I am a second year ARIES DTP student based at the University of Plymouth, working within the EmbryoPhenomics research group. I completed a BSc in Marine Biology and Oceanography in 2017, and MRes in Marine Biology in 2018 at the University of Plymouth. Through this I developed a keen interest in ecophysiology and developmental biology, specifically how early life stages of aquatic invertebrates respond to factors associated with climatic change, and how the environment experienced by previous generations influences the development of offspring. During previous research projects and my current PhD research, I have developed skills in marine and freshwater animal husbandry, respirometry, and in the use of automated bio-imaging systems and computer vision methods in ImageJ and Python, and applied these to quantify temperature and oxygen driven differences in aspects of embryo morphology, physiology and behaviour. These approaches generate vast amounts of video and phenotypic data, and as a result I have also developed skills in the use of big data analytics in R and Python.
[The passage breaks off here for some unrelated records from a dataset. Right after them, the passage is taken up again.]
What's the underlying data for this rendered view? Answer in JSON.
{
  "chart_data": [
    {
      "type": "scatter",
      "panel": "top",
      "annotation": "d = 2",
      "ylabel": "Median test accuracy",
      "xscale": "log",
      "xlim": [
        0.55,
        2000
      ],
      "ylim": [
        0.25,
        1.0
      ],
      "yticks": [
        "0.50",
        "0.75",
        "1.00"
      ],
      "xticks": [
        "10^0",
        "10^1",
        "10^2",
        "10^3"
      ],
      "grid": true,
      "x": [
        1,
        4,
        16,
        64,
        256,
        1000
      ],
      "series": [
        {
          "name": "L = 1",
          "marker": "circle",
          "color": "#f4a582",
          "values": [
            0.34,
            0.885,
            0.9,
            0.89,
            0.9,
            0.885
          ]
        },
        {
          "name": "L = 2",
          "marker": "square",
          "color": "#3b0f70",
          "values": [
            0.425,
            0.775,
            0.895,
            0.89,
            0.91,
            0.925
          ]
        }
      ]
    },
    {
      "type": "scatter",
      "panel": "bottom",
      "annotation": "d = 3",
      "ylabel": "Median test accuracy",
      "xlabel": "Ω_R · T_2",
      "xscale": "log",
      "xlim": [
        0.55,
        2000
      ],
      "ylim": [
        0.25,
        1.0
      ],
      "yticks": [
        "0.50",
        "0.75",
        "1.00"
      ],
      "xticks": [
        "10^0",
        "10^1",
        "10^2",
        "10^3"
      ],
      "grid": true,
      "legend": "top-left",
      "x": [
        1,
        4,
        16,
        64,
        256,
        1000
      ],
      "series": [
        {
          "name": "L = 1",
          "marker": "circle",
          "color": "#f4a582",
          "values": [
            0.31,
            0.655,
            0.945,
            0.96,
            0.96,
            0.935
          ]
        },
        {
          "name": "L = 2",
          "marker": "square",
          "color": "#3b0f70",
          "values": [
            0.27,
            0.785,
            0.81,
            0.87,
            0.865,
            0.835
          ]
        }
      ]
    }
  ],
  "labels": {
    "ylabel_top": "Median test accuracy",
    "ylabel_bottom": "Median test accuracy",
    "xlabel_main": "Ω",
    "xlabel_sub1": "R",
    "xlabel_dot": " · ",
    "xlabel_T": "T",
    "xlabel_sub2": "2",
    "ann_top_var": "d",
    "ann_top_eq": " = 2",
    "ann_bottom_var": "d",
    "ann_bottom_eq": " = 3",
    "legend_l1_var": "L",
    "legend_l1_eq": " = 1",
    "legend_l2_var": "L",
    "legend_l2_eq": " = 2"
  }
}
Embryonic development is characterised by high degrees of temporal and functional change both within and between individuals, and responses to differences in the external environment during this highly dynamic life stage comprise a huge number of individual trait changes. Current estimates of environmental sensitivities to forecasted levels of environmental change are frequently based on data from adult stages, often ignoring periods of early development, during which sensitivities are markedly different. Phenomics, the acquisition of high dimensional phenotypic data at organism wide scales has seen widespread application within plant biology and medicine, and allow the relationships among multiple traits to be integrated into analyses of responses to environmental variables. My current research is focussed on the application of phenomics approaches through use of imaging and computer vision technologies, to characterise development stage specific sensitivities of aquatic embryos to environmental stress. The adoption of such approaches not only allows for the quantification of traditional measures of embryo size and movement, but also usage of machine ‘proxy traits’, measurements of fluctuations in pixel intensities within video data that provide integrative measures of whole organism physiology and behaviour.
OrCID ID: 0000-0002-3238-9781
Publications: McCoy, J.C.S., Spicer, J.I., Tills, O., Rundle, S.D. (2020). Both maternal and embryonic exposure to mild hypoxia influence embryonic development of the intertidal gastropod Littorina littorea. Journal of Experimental Biology, 223, DOI: 10.1242/jeb.221895.